Hence, by dividing we will get ${{x}^{2}}+x+1$ .
Now let us integrate this with respect to $x$ .
$\int{\dfrac{{{x}^{4}}+{{x}^{2}}+1}{{{x}^{2}}-x+1}dx}=\int{({{x}^{2}}+x+1)}dx$
Let us now integrate each of the terms. That is,
$\int{({{x}^{2}}+x+1)}dx=\int{{{x}^{2}}dx}+\int{xdx}+\int{1dx}$
We know that $\int{{{x}^{n}}dx}=\dfrac{{{x}^{n+1}}}{n+1}+C$ and $\int dx=x$ .

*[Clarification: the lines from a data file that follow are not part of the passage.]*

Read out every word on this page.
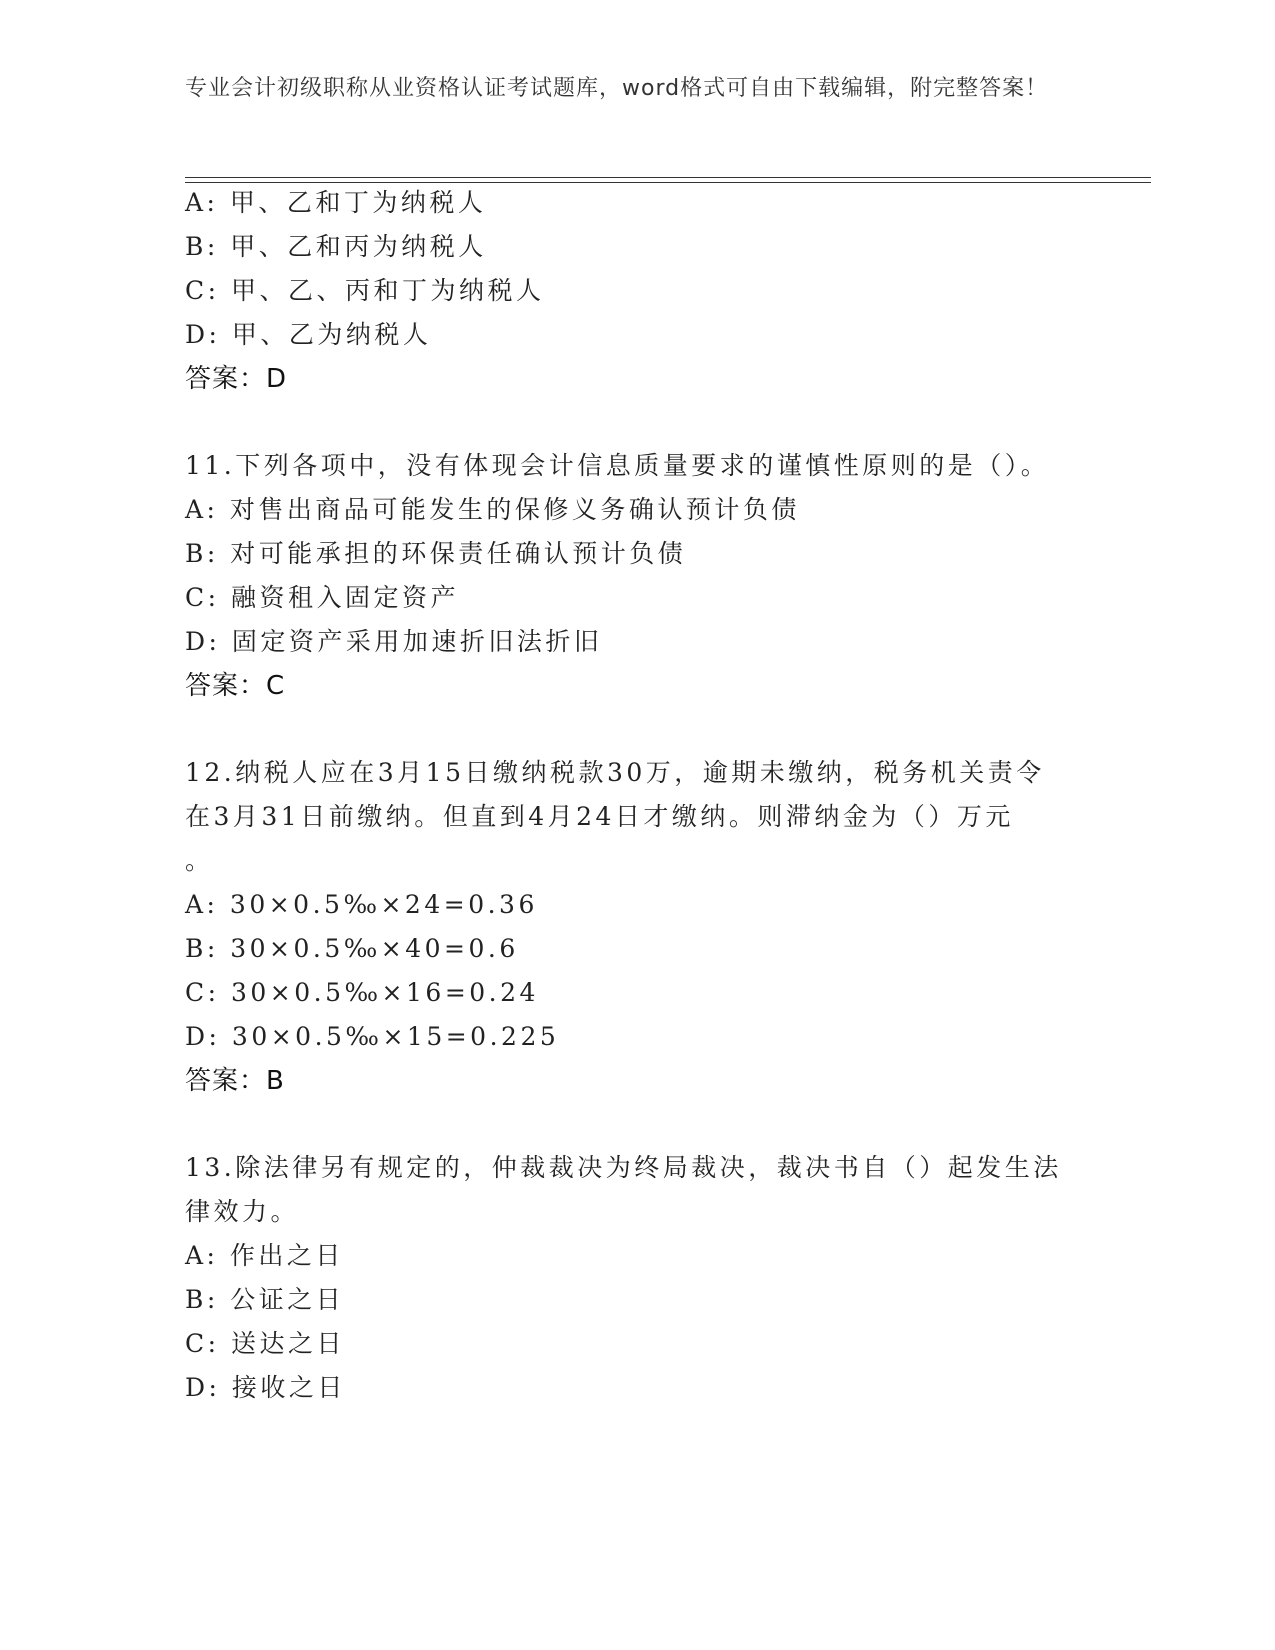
专业会计初级职称从业资格认证考试题库，word格式可自由下载编辑，附完整答案！
A: 甲、乙和丁为纳税人
B: 甲、乙和丙为纳税人
C: 甲、乙、丙和丁为纳税人
D: 甲、乙为纳税人
答案：D
11.下列各项中，没有体现会计信息质量要求的谨慎性原则的是（）。
A: 对售出商品可能发生的保修义务确认预计负债
B: 对可能承担的环保责任确认预计负债
C: 融资租入固定资产
D: 固定资产采用加速折旧法折旧
答案：C
12.纳税人应在3月15日缴纳税款30万，逾期未缴纳，税务机关责令
在3月31日前缴纳。但直到4月24日才缴纳。则滞纳金为（）万元
。
A: 30×0.5‰×24=0.36
B: 30×0.5‰×40=0.6
C: 30×0.5‰×16=0.24
D: 30×0.5‰×15=0.225
答案：B
13.除法律另有规定的，仲裁裁决为终局裁决，裁决书自（）起发生法
律效力。
A: 作出之日
B: 公证之日
C: 送达之日
D: 接收之日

By using the above formulas, let us now integrate. We will get
$\int{({{x}^{2}}+x+1)}dx=\dfrac{{{x}^{2+1}}}{2+1}+\dfrac{{{x}^{1+1}}}{1+1}+x+C$
Now, by solving this, we will get
$\int{({{x}^{2}}+x+1)}dx=\dfrac{{{x}^{3}}}{3}+\dfrac{{{x}^{2}}}{2}+x+C$
The above equation can also be written as
$\int{({{x}^{2}}+x+1)}dx=\dfrac{1}{3}{{x}^{3}}+\dfrac{1}{2}{{x}^{2}}+x+C$

So, the correct answer is “Option D”.

Note: You must be thorough with standard integration formulas. You may make mistake in $\int{{{x}^{n}}dx}=\dfrac{{{x}^{n+1}}}{n+1}+C$, by writing $\int{{{x}^{n}}dx}=\dfrac{{{x}^{n-1}}}{n-1}+C$ . Also the integral of a constant will be a variable with respect to which the integration is done and not zero like differentiation. Also, when performing long division, do put the coefficient of other lower degree terms as zero, for example, the dividend ${{x}^{4}}+{{x}^{2}}+1$ is written as ${{x}^{4}}+0{{x}^{3}}+{{x}^{2}}+1$ . Do not forget to put $C$ after integration.